L’arrivée à Libreville du président de la transition malgache, le colonel Michael Randrianirina, dépasse largement le cadre d’une simple visite diplomatique. Elle illustre une évolution discrète mais significative du paysage politique africain : le Gabon est progressivement devenu une référence observée par plusieurs pays engagés dans des processus de transition et de refondation institutionnelle.
Trois ans après les événements du 30 août 2023, le pays dirigé par Brice Clotaire Oligui Nguema apparaît désormais comme un laboratoire politique dont l’expérience suscite l’intérêt de plusieurs États confrontés aux défis du changement institutionnel et du retour à l’ordre constitutionnel. Pour Madagascar, cette visite intervient dans un contexte particulièrement sensible. Depuis le renversement du président Andry Rajoelina en octobre 2025, les autorités malgaches ont engagé un vaste processus de consultations nationales destiné à redéfinir les fondements de la gouvernance du pays.
Face aux tensions sociales, aux difficultés économiques et aux interrogations institutionnelles, Antananarivo cherche aujourd’hui à construire un consensus national capable de restaurer la confiance entre les citoyens et les institutions.
C’est précisément sur ce terrain que l’expérience gabonaise attire l’attention.
Sous l’impulsion du président Brice Clotaire Oligui Nguema, le Gabon a fait le choix d’une démarche reposant sur le dialogue, la concertation et l’inclusion des différentes composantes de la société. Le Dialogue National Inclusif, organisé durant la période de transition, a constitué l’une des étapes majeures de ce processus en permettant l’expression d’acteurs politiques, sociaux, économiques et associatifs autour d’une réflexion collective sur l’avenir du pays.
Cette méthode a débouché sur d’importantes réformes institutionnelles et sur l’adoption d’un nouveau cadre constitutionnel ayant accompagné l’entrée du Gabon dans la Ve République. Pour de nombreux observateurs africains, la singularité du cas gabonais réside dans sa capacité à transformer une période de transition potentiellement instable en opportunité de restructuration institutionnelle.

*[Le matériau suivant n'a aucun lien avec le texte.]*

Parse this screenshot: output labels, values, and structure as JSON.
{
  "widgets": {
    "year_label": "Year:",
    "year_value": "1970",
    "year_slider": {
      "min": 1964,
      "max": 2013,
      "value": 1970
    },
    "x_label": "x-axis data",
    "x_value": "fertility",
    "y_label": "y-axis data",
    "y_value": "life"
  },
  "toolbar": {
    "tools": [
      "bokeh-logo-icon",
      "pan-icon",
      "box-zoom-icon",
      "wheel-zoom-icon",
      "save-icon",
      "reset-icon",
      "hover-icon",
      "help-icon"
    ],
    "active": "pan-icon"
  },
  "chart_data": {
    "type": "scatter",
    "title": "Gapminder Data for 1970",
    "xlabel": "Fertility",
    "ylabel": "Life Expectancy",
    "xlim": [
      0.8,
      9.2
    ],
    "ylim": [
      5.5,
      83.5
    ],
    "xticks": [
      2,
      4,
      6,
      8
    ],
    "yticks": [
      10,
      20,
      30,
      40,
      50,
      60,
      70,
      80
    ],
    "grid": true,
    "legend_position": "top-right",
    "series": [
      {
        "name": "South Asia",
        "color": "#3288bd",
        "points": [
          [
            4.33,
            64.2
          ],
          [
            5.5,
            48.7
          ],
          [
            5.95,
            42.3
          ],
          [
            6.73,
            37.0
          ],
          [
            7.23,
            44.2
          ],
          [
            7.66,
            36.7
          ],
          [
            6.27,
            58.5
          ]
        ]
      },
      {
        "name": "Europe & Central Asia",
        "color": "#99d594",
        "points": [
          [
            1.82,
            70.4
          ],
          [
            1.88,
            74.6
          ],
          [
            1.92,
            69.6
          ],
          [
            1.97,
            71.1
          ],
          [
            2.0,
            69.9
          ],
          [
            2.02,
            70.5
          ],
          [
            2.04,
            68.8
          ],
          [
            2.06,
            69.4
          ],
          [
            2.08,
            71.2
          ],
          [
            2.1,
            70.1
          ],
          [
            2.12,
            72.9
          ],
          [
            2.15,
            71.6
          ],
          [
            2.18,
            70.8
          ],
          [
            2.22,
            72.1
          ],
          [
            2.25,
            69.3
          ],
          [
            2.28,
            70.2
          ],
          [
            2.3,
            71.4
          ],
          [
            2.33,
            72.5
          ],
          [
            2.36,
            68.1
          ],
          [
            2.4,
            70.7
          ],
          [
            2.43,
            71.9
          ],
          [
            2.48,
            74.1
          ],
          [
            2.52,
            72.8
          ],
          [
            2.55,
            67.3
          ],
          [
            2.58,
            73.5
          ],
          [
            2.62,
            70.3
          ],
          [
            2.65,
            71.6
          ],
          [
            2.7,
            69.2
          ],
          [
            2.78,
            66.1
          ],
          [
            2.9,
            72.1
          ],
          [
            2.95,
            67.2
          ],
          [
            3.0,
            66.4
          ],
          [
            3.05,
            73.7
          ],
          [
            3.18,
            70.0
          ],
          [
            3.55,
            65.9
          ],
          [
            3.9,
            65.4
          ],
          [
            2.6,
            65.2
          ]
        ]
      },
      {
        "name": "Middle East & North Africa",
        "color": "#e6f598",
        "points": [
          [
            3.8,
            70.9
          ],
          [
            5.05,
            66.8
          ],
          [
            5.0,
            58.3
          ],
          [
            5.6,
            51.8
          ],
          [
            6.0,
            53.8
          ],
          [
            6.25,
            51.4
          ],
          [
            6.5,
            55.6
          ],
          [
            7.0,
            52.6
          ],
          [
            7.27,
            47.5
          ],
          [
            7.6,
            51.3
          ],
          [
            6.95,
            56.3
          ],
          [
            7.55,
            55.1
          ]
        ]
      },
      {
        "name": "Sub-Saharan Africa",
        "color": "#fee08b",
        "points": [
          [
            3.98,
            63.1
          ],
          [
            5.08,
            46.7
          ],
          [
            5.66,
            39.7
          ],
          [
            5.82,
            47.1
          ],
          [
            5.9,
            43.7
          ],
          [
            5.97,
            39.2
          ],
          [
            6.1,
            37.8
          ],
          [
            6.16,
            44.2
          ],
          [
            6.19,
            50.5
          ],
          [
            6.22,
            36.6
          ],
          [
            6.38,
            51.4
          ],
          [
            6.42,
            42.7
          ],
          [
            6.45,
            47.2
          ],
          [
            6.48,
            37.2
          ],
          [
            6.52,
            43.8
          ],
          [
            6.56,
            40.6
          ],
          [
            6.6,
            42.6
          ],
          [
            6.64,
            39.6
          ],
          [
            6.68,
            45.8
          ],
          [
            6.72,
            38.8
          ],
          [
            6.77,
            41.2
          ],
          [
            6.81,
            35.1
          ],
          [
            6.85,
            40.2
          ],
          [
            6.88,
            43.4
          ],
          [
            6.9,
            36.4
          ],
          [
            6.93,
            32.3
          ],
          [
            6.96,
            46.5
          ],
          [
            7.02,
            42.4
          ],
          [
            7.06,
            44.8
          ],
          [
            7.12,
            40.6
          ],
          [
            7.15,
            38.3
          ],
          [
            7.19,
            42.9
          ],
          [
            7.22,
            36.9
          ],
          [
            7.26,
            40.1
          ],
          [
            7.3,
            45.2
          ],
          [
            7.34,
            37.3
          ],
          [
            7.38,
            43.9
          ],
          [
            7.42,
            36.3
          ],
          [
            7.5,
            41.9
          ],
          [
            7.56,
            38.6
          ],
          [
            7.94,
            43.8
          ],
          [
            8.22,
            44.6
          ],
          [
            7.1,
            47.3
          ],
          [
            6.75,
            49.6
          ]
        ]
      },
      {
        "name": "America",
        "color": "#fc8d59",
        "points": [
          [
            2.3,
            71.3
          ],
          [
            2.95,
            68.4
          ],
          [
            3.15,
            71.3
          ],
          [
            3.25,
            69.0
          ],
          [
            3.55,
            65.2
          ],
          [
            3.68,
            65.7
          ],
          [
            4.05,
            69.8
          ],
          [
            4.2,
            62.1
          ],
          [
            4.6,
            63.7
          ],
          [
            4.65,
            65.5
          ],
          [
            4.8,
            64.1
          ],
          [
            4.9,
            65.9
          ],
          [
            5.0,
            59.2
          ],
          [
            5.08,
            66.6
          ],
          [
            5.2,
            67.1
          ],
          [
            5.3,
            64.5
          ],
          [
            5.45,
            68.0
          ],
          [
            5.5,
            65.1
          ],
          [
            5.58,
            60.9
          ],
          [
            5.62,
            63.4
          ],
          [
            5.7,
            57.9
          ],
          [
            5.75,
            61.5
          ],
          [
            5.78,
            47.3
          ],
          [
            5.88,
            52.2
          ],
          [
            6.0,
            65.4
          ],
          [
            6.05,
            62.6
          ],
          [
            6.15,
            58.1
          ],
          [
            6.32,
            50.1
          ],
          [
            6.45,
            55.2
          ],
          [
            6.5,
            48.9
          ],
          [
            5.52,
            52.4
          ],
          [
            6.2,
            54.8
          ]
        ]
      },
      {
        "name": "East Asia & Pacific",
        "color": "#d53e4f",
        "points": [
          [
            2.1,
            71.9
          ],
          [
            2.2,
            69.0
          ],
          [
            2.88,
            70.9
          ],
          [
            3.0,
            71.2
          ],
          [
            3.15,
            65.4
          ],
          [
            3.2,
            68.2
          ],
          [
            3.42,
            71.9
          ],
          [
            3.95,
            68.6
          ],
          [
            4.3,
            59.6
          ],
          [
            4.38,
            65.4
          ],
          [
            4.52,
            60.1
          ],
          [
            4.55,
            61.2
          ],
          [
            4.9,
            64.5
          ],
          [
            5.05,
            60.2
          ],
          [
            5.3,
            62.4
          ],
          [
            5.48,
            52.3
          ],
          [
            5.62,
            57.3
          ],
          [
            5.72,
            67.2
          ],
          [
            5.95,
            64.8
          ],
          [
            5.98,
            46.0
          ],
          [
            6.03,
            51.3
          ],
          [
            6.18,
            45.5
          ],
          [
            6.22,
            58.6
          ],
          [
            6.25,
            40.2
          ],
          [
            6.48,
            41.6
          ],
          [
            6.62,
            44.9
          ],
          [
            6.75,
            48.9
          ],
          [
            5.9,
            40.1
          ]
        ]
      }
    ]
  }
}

À Antananarivo, plusieurs analystes considèrent que cette approche mérite d’être étudiée. Selon la journaliste malgache Cynthia Rahelindisa, les autorités de la Grande Île observent avec intérêt la manière dont Libreville a organisé ses consultations nationales et construit progressivement un consensus autour des réformes.
L’objectif n’est pas de reproduire mécaniquement une expérience étrangère. Madagascar possède sa propre histoire politique, ses propres réalités sociales et ses propres équilibres institutionnels. Mais certains mécanismes de dialogue, de concertation et de gestion du changement peuvent constituer des sources d’inspiration.
Cette convergence d’intérêts révèle également une transformation plus profonde du rôle du Gabon sur la scène continentale.
Longtemps perçu principalement à travers son poids diplomatique traditionnel ou son rôle dans les questions environnementales, le pays commence à être identifié comme un acteur capable de partager une expérience de gouvernance et de réforme institutionnelle.
Pour Brice Clotaire Oligui Nguema, cette reconnaissance constitue un enjeu stratégique. Depuis son accession à la magistrature suprême, le chef de l’État a multiplié les initiatives destinées à repositionner le Gabon comme un partenaire crédible et influent sur les grands sujets africains.
La stabilité retrouvée, l’organisation du processus électoral, l’installation des institutions de la Ve République et la poursuite des réformes économiques participent de cette volonté de faire du Gabon un exemple de transition maîtrisée. La visite du président malgache s’inscrit donc dans une dynamique plus large de coopération africaine fondée sur le partage d’expériences et de bonnes pratiques.
Au-delà des relations bilatérales entre Libreville et Antananarivo, elle met en lumière l’émergence d’une nouvelle forme de diplomatie africaine dans laquelle les États cherchent également à apprendre les uns des autres pour répondre aux défis communs de gouvernance, de stabilité et de développement.
Pour le Gabon, cette séquence représente un signe supplémentaire de la crédibilité acquise au cours des dernières années. Le pays n’est plus seulement observé pour sa transition ; il commence à être consulté pour les enseignements que celle-ci peut offrir.
À l’heure où plusieurs nations africaines réfléchissent à la modernisation de leurs institutions et à la consolidation de leur stabilité politique, Libreville entend démontrer qu’une transition peut déboucher sur une transformation durable lorsqu’elle s’appuie sur le dialogue, la réforme et la recherche du consensus. La visite du président Michael Randrianirina apparaît ainsi comme la confirmation d’une réalité nouvelle : le Gabon de la Ve République est désormais regardé, au-delà de ses frontières, comme un acteur dont l’expérience mérite d’être étudiée.